Africa has the potential to reach Net Zero carbon emissions and climate resilience within the timelines proposed by the United Nations Intergovernmental Panel on Climate Change, according to a new report.
The findings were based on the status of nationally determined contributions (NDC) of African countries.
To realise this, it is imperative to improve investment planning and climate-related financial ambitions of the countries, with focus on adaptation, the report suggested. It has, therefore, mapped out climate finance flows for both mitigation and adaptation.
As of October 2021, 38 of 54 African nations submitted their updated NDCs, said Africa NDCs Hub in its report November 8, 2021 . It was launched by the Africa Development Bank at the 26th Conference of Parties (CoP26) to the United Nations Framework Convention on Climate Change in Glasgow.

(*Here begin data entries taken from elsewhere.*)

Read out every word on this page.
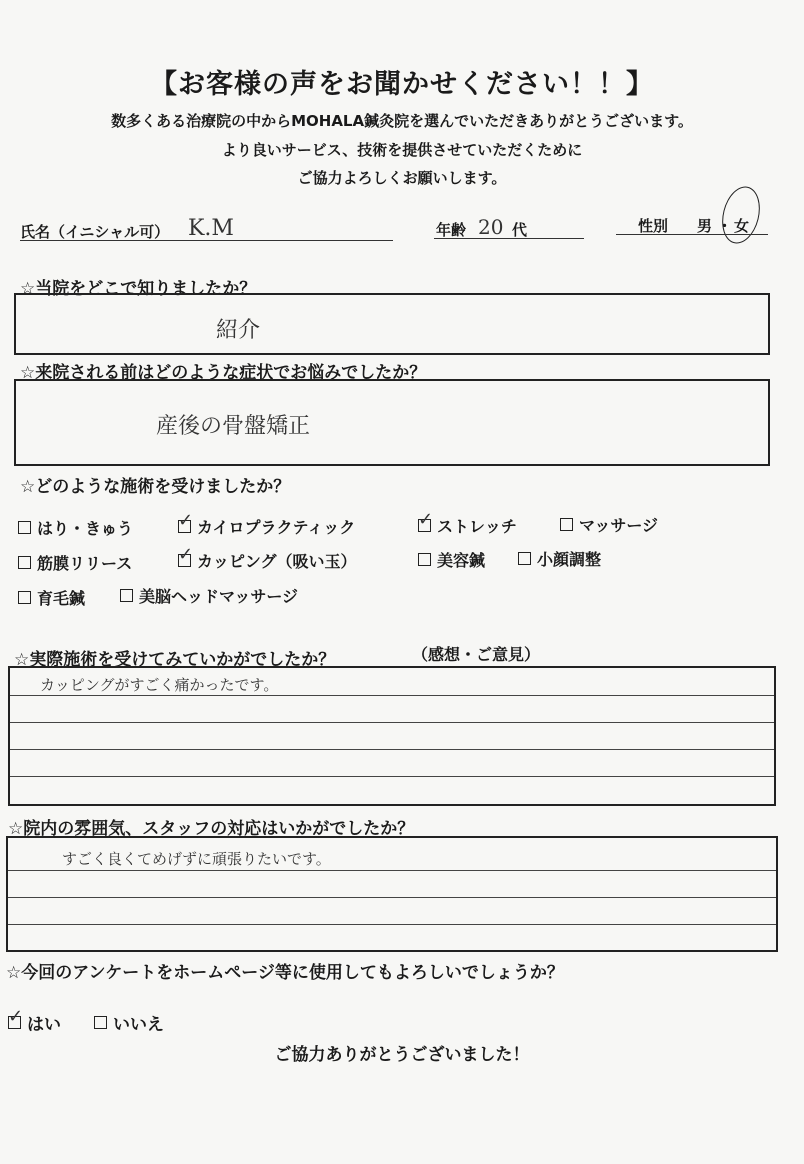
【お客様の声をお聞かせください！！】
数多くある治療院の中からMOHALA鍼灸院を選んでいただきありがとうございます。
より良いサービス、技術を提供させていただくために
ご協力よろしくお願いします。
氏名（イニシャル可） K.M	年齢 20 代	性別 男 ・ 女
☆当院をどこで知りましたか？
紹介
☆来院される前はどのような症状でお悩みでしたか？
産後の骨盤矯正
☆どのような施術を受けましたか？
はり・きゅう ✓ カイロプラクティック	✓ ストレッチ	マッサージ
筋膜リリース	✓ カッピング（吸い玉）	美容鍼	小顔調整
育毛鍼	美脳ヘッドマッサージ
☆実際施術を受けてみていかがでしたか？	（感想・ご意見）
カッピングがすごく痛かったです。
☆院内の雰囲気、スタッフの対応はいかがでしたか？
すごく良くてめげずに頑張りたいです。
☆今回のアンケートをホームページ等に使用してもよろしいでしょうか？
✓ はい	いいえ
ご協力ありがとうございました！
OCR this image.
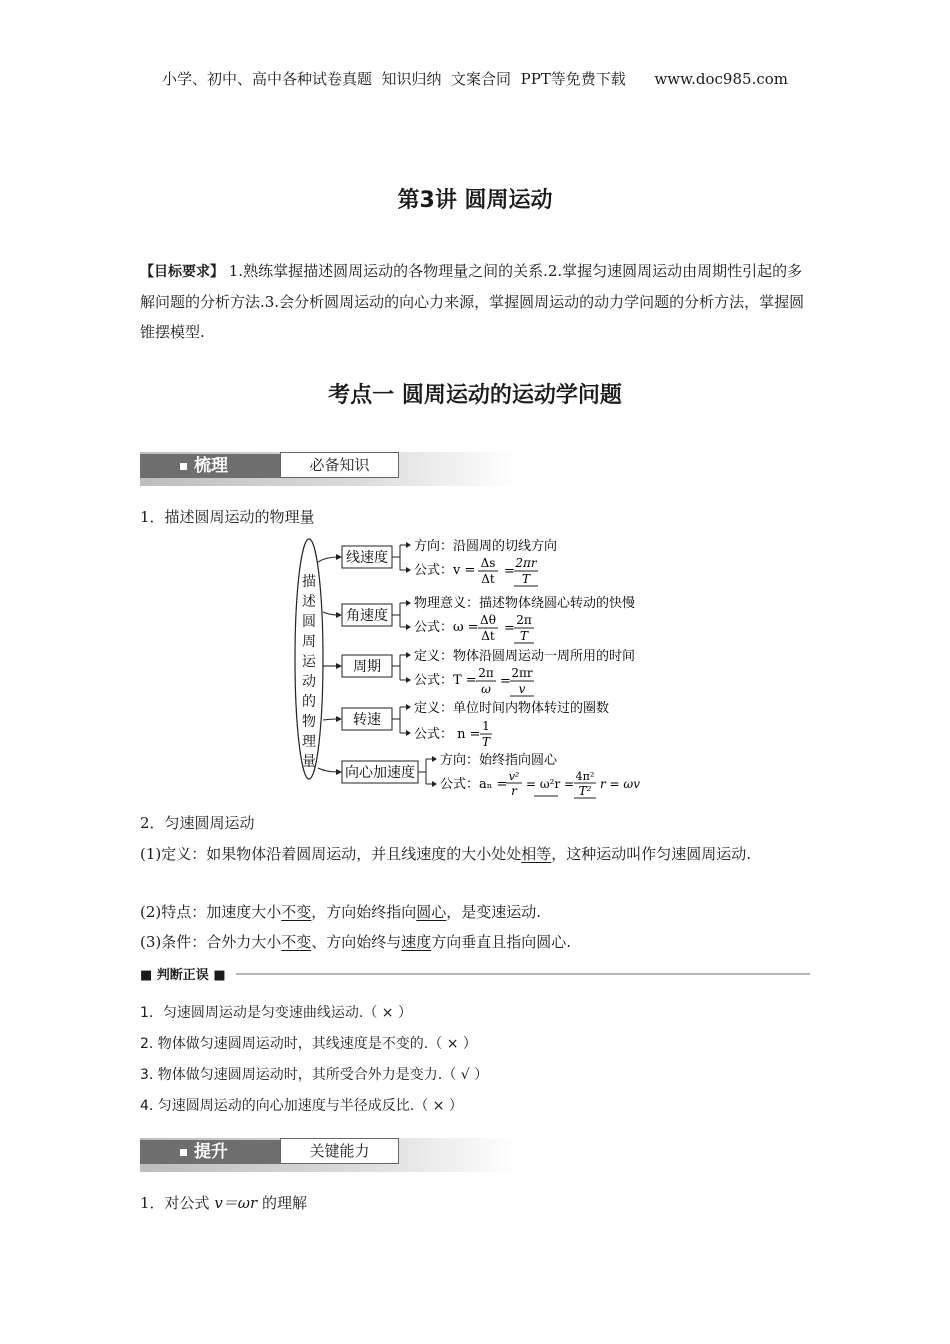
小学、初中、高中各种试卷真题  知识归纳  文案合同  PPT等免费下载      www.doc985.com
第3讲 圆周运动
【目标要求】 1.熟练掌握描述圆周运动的各物理量之间的关系.2.掌握匀速圆周运动由周期性引起的多解问题的分析方法.3.会分析圆周运动的向心力来源，掌握圆周运动的动力学问题的分析方法，掌握圆锥摆模型.
考点一 圆周运动的运动学问题
梳理	必备知识
1．描述圆周运动的物理量
描
述
圆
周
运
动
的
物
理
量
线速度
方向：沿圆周的切线方向
公式：v = Δs
Δt =
2πr
T
角速度
物理意义：描述物体绕圆心转动的快慢
公式：ω = Δθ
Δt =
2π
T
周期
定义：物体沿圆周运动一周所用的时间
公式：T = 2π
ω =
2πr
v
转速
定义：单位时间内物体转过的圈数
公式： n =
1
T
向心加速度
方向：始终指向圆心
公式：aₙ =
v²
r = ω²r =
4π²
T² r = ωv
2．匀速圆周运动
(1)定义：如果物体沿着圆周运动，并且线速度的大小处处相等，这种运动叫作匀速圆周运动.
(2)特点：加速度大小不变，方向始终指向圆心，是变速运动.
(3)条件：合外力大小不变、方向始终与速度方向垂直且指向圆心.
■ 判断正误 ■
1．匀速圆周运动是匀变速曲线运动.（ × ）
2. 物体做匀速圆周运动时，其线速度是不变的.（ × ）
3. 物体做匀速圆周运动时，其所受合外力是变力.（ √ ）
4. 匀速圆周运动的向心加速度与半径成反比.（ × ）
提升	关键能力
1．对公式 v＝ωr 的理解
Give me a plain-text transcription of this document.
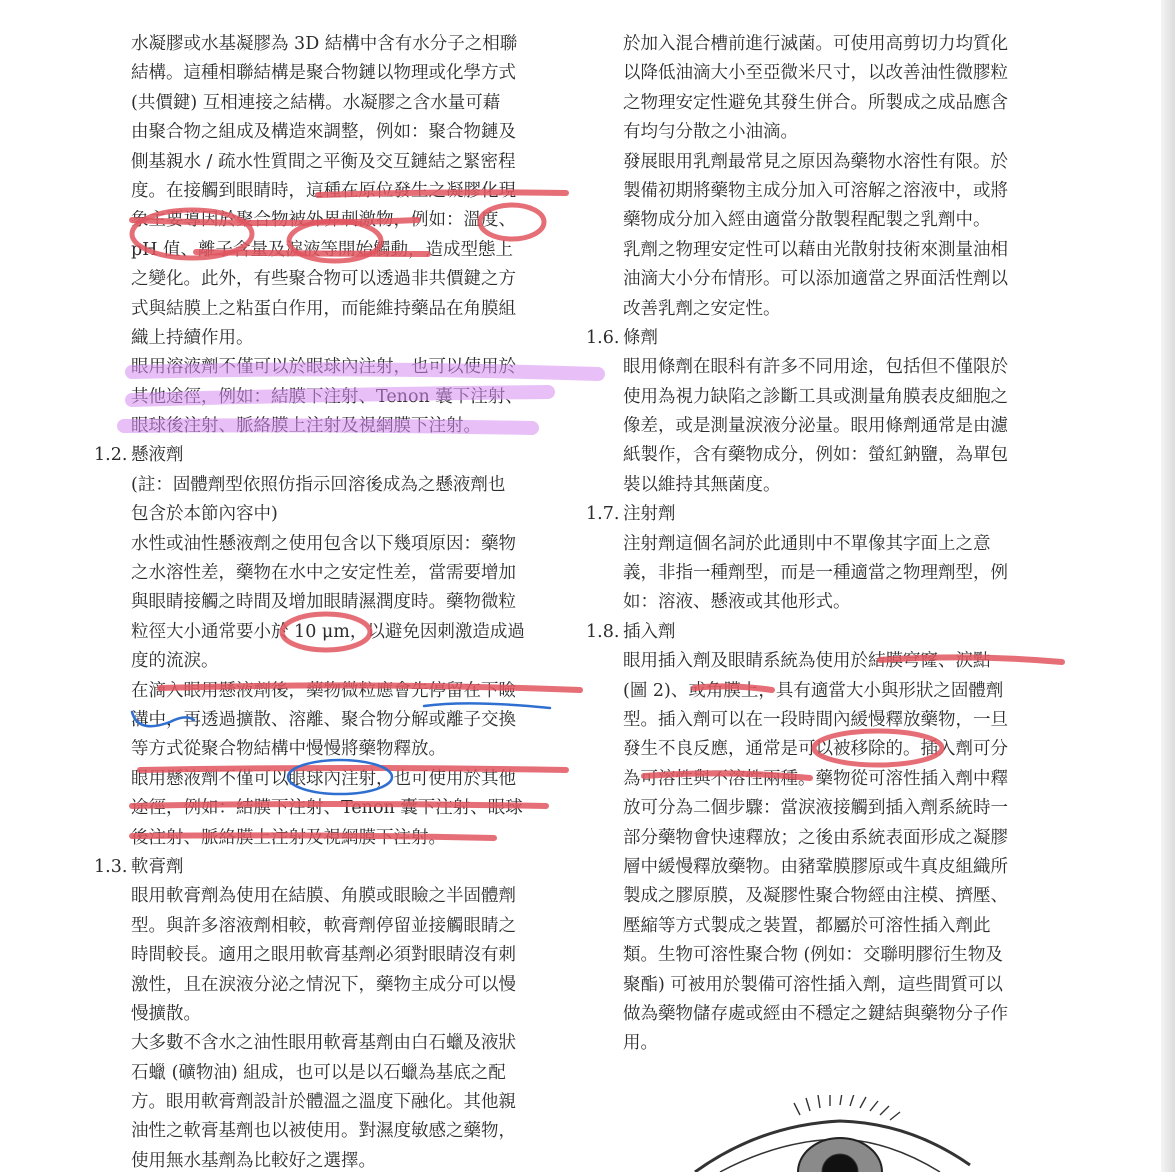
水凝膠或水基凝膠為 3D 結構中含有水分子之相聯
結構。這種相聯結構是聚合物鏈以物理或化學方式
(共價鍵) 互相連接之結構。水凝膠之含水量可藉
由聚合物之組成及構造來調整，例如：聚合物鏈及
側基親水 / 疏水性質間之平衡及交互鏈結之緊密程
度。在接觸到眼睛時，這種在原位發生之凝膠化現
象主要導因於聚合物被外界刺激物，例如：溫度、
pH 值、離子含量及淚液等開始觸動，造成型態上
之變化。此外，有些聚合物可以透過非共價鍵之方
式與結膜上之粘蛋白作用，而能維持藥品在角膜組
織上持續作用。
眼用溶液劑不僅可以於眼球內注射，也可以使用於
其他途徑，例如：結膜下注射、Tenon 囊下注射、
眼球後注射、脈絡膜上注射及視網膜下注射。
1.2. 懸液劑
(註：固體劑型依照仿指示回溶後成為之懸液劑也
包含於本節內容中)
水性或油性懸液劑之使用包含以下幾項原因：藥物
之水溶性差，藥物在水中之安定性差，當需要增加
與眼睛接觸之時間及增加眼睛濕潤度時。藥物微粒
粒徑大小通常要小於 10 μm，以避免因刺激造成過
度的流淚。
在滴入眼用懸液劑後，藥物微粒應會先停留在下瞼
溝中，再透過擴散、溶離、聚合物分解或離子交換
等方式從聚合物結構中慢慢將藥物釋放。
眼用懸液劑不僅可以眼球內注射，也可使用於其他
途徑，例如：結膜下注射、Tenon 囊下注射、眼球
後注射、脈絡膜上注射及視網膜下注射。
1.3. 軟膏劑
眼用軟膏劑為使用在結膜、角膜或眼瞼之半固體劑
型。與許多溶液劑相較，軟膏劑停留並接觸眼睛之
時間較長。適用之眼用軟膏基劑必須對眼睛沒有刺
激性，且在淚液分泌之情況下，藥物主成分可以慢
慢擴散。
大多數不含水之油性眼用軟膏基劑由白石蠟及液狀
石蠟 (礦物油) 組成，也可以是以石蠟為基底之配
方。眼用軟膏劑設計於體溫之溫度下融化。其他親
油性之軟膏基劑也以被使用。對濕度敏感之藥物，
使用無水基劑為比較好之選擇。
於加入混合槽前進行滅菌。可使用高剪切力均質化
以降低油滴大小至亞微米尺寸，以改善油性微膠粒
之物理安定性避免其發生併合。所製成之成品應含
有均勻分散之小油滴。
發展眼用乳劑最常見之原因為藥物水溶性有限。於
製備初期將藥物主成分加入可溶解之溶液中，或將
藥物成分加入經由適當分散製程配製之乳劑中。
乳劑之物理安定性可以藉由光散射技術來測量油相
油滴大小分布情形。可以添加適當之界面活性劑以
改善乳劑之安定性。
1.6. 條劑
眼用條劑在眼科有許多不同用途，包括但不僅限於
使用為視力缺陷之診斷工具或測量角膜表皮細胞之
像差，或是測量淚液分泌量。眼用條劑通常是由濾
紙製作，含有藥物成分，例如：螢紅鈉鹽，為單包
裝以維持其無菌度。
1.7. 注射劑
注射劑這個名詞於此通則中不單像其字面上之意
義，非指一種劑型，而是一種適當之物理劑型，例
如：溶液、懸液或其他形式。
1.8. 插入劑
眼用插入劑及眼睛系統為使用於結膜穹窿、淚點
(圖 2)、或角膜上，具有適當大小與形狀之固體劑
型。插入劑可以在一段時間內緩慢釋放藥物，一旦
發生不良反應，通常是可以被移除的。插入劑可分
為可溶性與不溶性兩種。藥物從可溶性插入劑中釋
放可分為二個步驟：當淚液接觸到插入劑系統時一
部分藥物會快速釋放；之後由系統表面形成之凝膠
層中緩慢釋放藥物。由豬鞏膜膠原或牛真皮組織所
製成之膠原膜，及凝膠性聚合物經由注模、擠壓、
壓縮等方式製成之裝置，都屬於可溶性插入劑此
類。生物可溶性聚合物 (例如：交聯明膠衍生物及
聚酯) 可被用於製備可溶性插入劑，這些間質可以
做為藥物儲存處或經由不穩定之鍵結與藥物分子作
用。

The Africa NDC hub has been established by the AfDB’s Climate Change and Green Growth Department (PECG). It aims to coordinate activities of various sectors with a view to fulfilling obligations related to the Paris Agreement.
There has been a significant improvement in the quality and ambition of African countries to reduce emissions, the analysts observed.
Countries in the continent increased their target to reduce GHGs by 1-54 per cent in comparison to their earlier Intended Nationally Determined Contributions.
Most countries have improved adaptation targets through quantitative analyses, increased the sectoral scope and aligned targets with national climate policies.
For example, Rwanda’s plans for adaptation are linked to the national long-term climate action policy called the Green Growth and Climate Resilience Strategy. Thus, the NDCs and the country’s long-term strategies are aligned.
However, less progress is observed in long-term low greenhouse gas emission development strategies (LT-LED) and national adaptation plans (NAP).
This is due to the lack of desired capacity to develop adaptation measures and inadequate systems to collect, analyse and predict adaptation impact scenarios, the report showed. Many countries use probability or likelihood assessments to guide adaptation planning.
Al Hamndou Dorsouma, officer-in-charge of climate change and green growth, AfDB, said:
Under the fourth pillar of the African Development Bank’s new Climate Change and Green Growth Strategic Framework (2021-2030), the Bank will support regional member countries to strengthen policy and regulatory environments to facilitate five-year NDC revisions, long-term low-carbon and climate-resilient development strategies and NAPs.
But despite these limitations, 44 African nations have started developing their NAPs, according to the AfDB report referring to the UN Progress report on adaptation plans. At least 12 countries in the continent have begun work on drafting LT-LEDs, it said
Poor action tracking
The updated NDCs indicate the desired road map and the potential of the continent for achieving climate resilience. But monitoring, reporting and verification (MRV) systems to track climate action and progress has been flagged as a key challenge by the Africa NDC hub.
MRV refers to all measures taken by the countries for collecting data on emissions, mitigation actions and support.
Climate-related investment plans also are inadequate in the updated NDCs and this will especially affect adaptation.
The report highlighted the growing need for climate investment planning and raising climate-related financial ambitions at the national level in African countries.
Most countries have not enhanced this factor in their NDCs despite the significance of climate finance for NDCs implementation and, especially, for adaptation, it said
This becomes even more important, since the continent has not received its due share of climate finance.
Between 2016 and 2019, around $73 billion has been received by Africa as climate-related development finance, according to the most recent Organisation for Economic Co-operation and Development estimates of September 2021. Climate finance amounting to an annual average of about $ 18 billion is insufficient, it said.